Clay Shirky kicked things off on Monday reiterating a theme on which he blogged a few months ago – that this is a time of upheaval for traditional news media, with no single clear path to future sustainability.
Today, another journalism professor, Philip Meyer of the University of North Carolina at Chapel Hill, responds with five trends he sees emerging from the current chaos. It’s worth reading his full article but, to summarize, the five trends are:
- The marketplace is calling for ever more specialized information.

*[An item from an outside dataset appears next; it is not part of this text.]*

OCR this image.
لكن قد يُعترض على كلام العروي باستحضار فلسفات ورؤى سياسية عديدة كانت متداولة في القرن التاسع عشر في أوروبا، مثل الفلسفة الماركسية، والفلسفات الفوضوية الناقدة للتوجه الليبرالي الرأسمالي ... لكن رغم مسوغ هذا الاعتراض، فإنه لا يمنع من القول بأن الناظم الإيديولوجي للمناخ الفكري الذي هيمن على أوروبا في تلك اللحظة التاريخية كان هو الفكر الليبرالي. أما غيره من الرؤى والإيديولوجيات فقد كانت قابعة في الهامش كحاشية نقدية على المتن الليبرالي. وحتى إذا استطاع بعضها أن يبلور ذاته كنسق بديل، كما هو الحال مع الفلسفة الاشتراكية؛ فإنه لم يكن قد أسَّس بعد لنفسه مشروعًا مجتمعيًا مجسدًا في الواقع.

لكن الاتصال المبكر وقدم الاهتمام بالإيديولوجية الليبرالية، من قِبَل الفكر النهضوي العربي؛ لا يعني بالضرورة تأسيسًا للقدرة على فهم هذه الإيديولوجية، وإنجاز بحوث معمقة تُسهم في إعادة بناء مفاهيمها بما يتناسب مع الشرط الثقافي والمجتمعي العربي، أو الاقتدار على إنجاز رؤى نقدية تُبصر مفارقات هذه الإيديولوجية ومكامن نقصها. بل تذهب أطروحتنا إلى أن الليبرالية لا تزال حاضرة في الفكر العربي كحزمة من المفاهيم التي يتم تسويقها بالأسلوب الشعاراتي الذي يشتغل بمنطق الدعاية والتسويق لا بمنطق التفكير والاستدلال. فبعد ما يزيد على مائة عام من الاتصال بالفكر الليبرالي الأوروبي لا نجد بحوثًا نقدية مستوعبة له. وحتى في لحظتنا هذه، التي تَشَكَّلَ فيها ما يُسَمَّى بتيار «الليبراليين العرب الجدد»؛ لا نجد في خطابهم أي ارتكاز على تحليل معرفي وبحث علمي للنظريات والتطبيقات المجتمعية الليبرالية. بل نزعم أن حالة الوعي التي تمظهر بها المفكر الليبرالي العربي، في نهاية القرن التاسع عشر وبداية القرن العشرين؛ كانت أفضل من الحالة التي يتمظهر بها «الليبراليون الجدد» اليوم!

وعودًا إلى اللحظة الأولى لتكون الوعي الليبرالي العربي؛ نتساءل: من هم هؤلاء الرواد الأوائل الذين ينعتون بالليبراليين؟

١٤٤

This trend was well established in the second half of the 20th century, and the Internet greatly accelerated it.
- The need for processing is increasing at two levels: in the production stage where analysis and interpretation help readers or listeners make sense of the oversupply of data, and in the transmission stage where information is packaged for ready retrieval by the specialized subsets of the audiences that want it.
- We are starting to place more value on evidence-based versus source-based journalism.
- Dividing journalism into subcategories of specialists has already started a fourth trend: increasing the number of certification programs for journalists.
- The leverage for motivations other than profit is growing rather than shrinking. The low entry costs of the Internet guarantee that.
The series is scheduled to continue with contributions from Paul Starr on July 17 and Steve Yelvington on July 20.